1. Implementing access in such a way that the user does not know the password and identification login.

2. Complicating the password and not associating it with specific dates or associative concepts of the user (i.e., automatic generation of the username and password).

3. Changing of the username and the password once a week automatically or more often without notifying the user. The period of changing the username and the password depends on the required protection level of the information and the level of security of the internal IIoT networks.

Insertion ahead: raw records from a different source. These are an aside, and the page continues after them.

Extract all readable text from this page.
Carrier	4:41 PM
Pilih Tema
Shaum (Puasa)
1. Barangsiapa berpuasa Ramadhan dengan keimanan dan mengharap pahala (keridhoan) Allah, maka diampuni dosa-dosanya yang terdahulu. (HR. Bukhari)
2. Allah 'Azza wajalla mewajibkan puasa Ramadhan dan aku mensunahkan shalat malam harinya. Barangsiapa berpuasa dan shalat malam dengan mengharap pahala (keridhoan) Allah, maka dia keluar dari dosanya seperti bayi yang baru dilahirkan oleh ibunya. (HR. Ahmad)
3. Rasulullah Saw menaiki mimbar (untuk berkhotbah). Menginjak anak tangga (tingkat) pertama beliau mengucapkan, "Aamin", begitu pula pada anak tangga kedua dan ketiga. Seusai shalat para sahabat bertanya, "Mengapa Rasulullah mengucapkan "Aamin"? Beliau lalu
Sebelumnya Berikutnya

4. Providing information for automatic login without using the keyboard, thus avoiding the use of keyloggers and similar spyware.

5. Automatically checking of the URL, which the user visits for the protection against phishing attacks.

6. Implementing two-factor user authentication.

7. Providing connections to the HMI, HMI/SCADA terminal via modern USB/Tape-C/OTG interfaces, and so on, considering the protection against malicious Trojan viruses transmitted via INF/Autorun.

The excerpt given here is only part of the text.